Every once in a while, a parent hits a media dilemma so challenging, there is no easy three step solution. This happened to me the other day when, on the way to school, my eleven-year-old son asked me what it meant when the "lady rapper" sang, "I taste just like candy." I almost plowed into the back of a garbage truck, which, in retrospect, might have been a nice metaphor for how the situation made me feel. "Why do you ask?” I stalled. “Because I heard it on the radio and I don’t know what it means.” Apparently, he’d asked his older sister who, to her eternal credit, told him if he didn’t know she certainly wasn’t going to be the one to tell him.

Even I, who spend my days helping parents with their media dilemmas, felt ambushed by this question. How much do you tell a child on the verge of adolescence about lyrics like the ones found in 50 Cent’s new album Massacre, which released last week, that invites a woman into his candy store to lick his lollipop? It’s tough enough having this discussion with my highschooler. I’m not equipped, I felt, to have it with a child who isn’t even in middle school yet.

I answered him as honestly as I could without revealing the exact meaning, “It’s about some sex stuff,” I said. “Not appropriate for your age.” He pushed a little more then dropped the discussion when he realized I had nothing more to say on the subject.

Why didn’t you just say it was because she was sweet?” my husband asked me later as I related this story. He quite rightly knew our son would accept the answer. “Because I know that some kids in his class do know what it means,” I said sadly. “I didn’t want him being made fun of for seeming stupid so I opted for drawing a boundary around it instead.” Who was right?

Well, as usual with dicey media matters, it comes down to the kid involved. My husband was right -- our son is on the innocent side of his age, his sister is on the mature side. She’s sophisticated enough that I was able to share my values and tell with her how sad it made me that lyrics like 50 Cent's take all the mystery and majesty out of something that can be quite beautiful between two people who love each other. There’s absolutely no point in forbidding her to listen to the music, so the best I can do is listen with her and share my perspective. And the younger son? I can and do forbid the music, but I also have to equip him with some tools for understanding. Not of the sexual practices, but of what is and isn’t appropriate for him at his age. He may not know what the song means, but he knows enough to ask and I guess I have to settle for that.

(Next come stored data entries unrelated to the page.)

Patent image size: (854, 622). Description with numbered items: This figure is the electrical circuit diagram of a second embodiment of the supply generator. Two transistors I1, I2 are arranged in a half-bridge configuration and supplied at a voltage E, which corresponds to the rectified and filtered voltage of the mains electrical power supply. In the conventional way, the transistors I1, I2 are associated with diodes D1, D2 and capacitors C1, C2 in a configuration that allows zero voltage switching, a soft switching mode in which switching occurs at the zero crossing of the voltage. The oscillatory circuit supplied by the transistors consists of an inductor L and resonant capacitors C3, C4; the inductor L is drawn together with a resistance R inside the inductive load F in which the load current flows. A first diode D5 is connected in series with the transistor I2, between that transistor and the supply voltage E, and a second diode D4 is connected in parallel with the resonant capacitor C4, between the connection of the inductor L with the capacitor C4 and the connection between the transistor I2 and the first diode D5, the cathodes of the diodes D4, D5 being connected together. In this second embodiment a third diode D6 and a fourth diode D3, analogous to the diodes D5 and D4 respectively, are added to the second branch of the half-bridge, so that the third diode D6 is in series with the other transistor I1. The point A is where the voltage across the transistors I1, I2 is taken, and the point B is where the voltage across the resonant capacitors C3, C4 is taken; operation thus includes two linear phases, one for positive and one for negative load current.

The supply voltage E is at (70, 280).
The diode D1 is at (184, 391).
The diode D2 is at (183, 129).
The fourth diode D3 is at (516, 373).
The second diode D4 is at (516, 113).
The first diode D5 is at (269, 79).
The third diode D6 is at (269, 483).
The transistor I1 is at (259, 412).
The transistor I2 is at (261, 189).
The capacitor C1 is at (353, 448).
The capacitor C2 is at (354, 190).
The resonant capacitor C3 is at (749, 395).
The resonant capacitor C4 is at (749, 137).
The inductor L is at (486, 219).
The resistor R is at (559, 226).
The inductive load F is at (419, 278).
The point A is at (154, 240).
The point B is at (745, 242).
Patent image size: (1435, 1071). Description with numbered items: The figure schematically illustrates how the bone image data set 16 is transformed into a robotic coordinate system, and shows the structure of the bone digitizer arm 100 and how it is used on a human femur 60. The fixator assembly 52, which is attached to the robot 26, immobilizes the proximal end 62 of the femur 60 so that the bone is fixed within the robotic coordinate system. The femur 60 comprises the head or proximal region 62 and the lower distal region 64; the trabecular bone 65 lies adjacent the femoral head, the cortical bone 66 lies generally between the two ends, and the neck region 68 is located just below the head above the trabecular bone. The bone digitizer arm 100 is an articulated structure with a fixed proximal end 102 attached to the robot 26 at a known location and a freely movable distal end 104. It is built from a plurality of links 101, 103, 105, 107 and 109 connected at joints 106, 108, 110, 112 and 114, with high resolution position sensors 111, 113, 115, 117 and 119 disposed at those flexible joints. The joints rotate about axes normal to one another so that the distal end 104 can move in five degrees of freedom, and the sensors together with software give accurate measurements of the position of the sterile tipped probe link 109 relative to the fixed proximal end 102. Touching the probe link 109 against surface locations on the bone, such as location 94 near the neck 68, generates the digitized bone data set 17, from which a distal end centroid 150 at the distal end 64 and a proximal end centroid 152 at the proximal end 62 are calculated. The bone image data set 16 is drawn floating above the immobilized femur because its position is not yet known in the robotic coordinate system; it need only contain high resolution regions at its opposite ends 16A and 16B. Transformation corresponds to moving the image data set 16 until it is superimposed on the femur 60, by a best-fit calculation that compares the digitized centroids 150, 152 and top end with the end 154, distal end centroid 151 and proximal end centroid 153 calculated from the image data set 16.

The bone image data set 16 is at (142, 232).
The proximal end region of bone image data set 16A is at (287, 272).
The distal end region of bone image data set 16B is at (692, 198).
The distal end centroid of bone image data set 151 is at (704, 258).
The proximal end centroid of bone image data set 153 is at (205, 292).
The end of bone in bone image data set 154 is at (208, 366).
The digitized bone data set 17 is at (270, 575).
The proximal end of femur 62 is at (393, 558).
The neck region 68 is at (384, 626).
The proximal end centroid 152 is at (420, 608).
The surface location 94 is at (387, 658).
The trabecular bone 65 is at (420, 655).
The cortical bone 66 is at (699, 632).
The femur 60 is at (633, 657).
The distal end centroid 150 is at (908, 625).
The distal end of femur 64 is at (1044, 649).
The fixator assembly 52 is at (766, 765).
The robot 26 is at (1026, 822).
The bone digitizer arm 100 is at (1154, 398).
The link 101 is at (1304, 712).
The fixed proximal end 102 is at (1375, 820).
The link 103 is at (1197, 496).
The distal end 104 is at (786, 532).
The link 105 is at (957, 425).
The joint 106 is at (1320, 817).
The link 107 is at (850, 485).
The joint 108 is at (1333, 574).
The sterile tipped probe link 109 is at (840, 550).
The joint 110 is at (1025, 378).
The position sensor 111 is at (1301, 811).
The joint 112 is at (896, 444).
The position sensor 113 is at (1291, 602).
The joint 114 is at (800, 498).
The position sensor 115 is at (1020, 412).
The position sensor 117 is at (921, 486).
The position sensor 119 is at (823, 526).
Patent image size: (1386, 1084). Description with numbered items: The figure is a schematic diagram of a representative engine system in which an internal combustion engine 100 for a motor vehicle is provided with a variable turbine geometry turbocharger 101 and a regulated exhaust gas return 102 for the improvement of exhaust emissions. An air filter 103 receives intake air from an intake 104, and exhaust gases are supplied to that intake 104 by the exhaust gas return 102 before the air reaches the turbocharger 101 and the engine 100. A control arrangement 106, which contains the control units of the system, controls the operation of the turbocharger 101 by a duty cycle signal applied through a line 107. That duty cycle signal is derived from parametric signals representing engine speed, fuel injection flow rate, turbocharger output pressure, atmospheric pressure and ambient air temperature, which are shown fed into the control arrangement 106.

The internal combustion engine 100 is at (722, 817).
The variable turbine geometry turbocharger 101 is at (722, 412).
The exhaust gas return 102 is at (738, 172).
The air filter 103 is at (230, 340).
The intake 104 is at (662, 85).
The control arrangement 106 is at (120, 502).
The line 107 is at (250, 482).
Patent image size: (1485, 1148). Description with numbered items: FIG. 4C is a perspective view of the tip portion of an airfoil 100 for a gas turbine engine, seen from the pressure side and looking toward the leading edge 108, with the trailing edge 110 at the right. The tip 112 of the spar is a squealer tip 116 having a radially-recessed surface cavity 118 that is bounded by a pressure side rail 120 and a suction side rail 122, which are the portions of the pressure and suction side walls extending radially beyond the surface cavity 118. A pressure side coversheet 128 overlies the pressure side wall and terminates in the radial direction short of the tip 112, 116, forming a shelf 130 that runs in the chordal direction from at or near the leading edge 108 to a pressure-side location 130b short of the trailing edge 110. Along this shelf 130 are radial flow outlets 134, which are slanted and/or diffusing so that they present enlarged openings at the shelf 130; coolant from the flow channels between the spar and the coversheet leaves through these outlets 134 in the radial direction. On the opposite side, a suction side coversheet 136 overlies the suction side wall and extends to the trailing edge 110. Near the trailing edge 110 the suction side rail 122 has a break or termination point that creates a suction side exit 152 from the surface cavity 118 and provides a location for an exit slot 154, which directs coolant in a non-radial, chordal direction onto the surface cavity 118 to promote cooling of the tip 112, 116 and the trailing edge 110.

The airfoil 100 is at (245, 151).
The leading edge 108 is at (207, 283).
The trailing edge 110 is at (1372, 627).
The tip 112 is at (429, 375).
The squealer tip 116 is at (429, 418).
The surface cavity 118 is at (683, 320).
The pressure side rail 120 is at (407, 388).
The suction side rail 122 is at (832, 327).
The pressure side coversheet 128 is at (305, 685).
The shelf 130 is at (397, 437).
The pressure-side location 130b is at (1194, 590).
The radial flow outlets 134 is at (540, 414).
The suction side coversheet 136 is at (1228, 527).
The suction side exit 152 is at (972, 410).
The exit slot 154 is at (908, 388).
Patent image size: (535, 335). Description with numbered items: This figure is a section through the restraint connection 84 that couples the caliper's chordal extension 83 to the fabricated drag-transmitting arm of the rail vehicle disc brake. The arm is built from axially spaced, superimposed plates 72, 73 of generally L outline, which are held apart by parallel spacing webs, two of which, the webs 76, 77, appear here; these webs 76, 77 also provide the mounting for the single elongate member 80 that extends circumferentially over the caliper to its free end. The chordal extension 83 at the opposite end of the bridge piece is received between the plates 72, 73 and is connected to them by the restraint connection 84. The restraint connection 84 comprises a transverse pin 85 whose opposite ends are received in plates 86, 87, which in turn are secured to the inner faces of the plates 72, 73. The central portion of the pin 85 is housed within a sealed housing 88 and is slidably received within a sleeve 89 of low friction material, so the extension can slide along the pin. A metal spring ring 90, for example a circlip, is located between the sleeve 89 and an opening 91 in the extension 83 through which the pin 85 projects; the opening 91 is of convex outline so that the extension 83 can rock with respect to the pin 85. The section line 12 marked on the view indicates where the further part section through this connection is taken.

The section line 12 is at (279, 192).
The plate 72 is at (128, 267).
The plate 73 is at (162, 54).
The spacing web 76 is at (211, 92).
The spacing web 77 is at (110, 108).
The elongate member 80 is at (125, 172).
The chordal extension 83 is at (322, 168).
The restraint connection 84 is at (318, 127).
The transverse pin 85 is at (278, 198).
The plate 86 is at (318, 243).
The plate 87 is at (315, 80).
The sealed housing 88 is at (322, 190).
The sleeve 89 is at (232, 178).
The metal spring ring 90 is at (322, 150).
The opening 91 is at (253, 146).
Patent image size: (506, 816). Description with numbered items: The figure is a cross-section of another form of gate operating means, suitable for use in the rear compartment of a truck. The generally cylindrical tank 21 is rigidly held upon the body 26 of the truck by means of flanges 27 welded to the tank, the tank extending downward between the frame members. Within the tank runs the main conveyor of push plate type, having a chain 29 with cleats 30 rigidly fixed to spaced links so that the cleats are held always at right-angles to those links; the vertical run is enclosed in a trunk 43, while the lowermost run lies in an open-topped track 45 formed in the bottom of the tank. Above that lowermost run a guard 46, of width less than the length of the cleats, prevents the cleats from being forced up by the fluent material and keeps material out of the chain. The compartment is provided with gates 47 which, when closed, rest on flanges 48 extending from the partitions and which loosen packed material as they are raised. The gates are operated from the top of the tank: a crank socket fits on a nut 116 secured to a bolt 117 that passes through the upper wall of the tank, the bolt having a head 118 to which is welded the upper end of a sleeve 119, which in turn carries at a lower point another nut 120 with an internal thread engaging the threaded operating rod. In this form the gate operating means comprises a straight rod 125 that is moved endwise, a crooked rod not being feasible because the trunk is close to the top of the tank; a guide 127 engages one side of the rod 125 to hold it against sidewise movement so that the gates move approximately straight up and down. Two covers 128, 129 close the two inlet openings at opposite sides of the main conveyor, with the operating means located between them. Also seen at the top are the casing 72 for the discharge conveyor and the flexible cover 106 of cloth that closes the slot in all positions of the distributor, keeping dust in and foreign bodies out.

All this brings home the importance of talking to your kids about what they see and hear in the media. We can’t always be around to cover their eyes or ears, but we can help them develop inner compasses that steer them through some challenging media waters. In the end, sharing our own values and teaching them to question what they hear, see, and play will turn them into savvy media consumers and critical thinkers.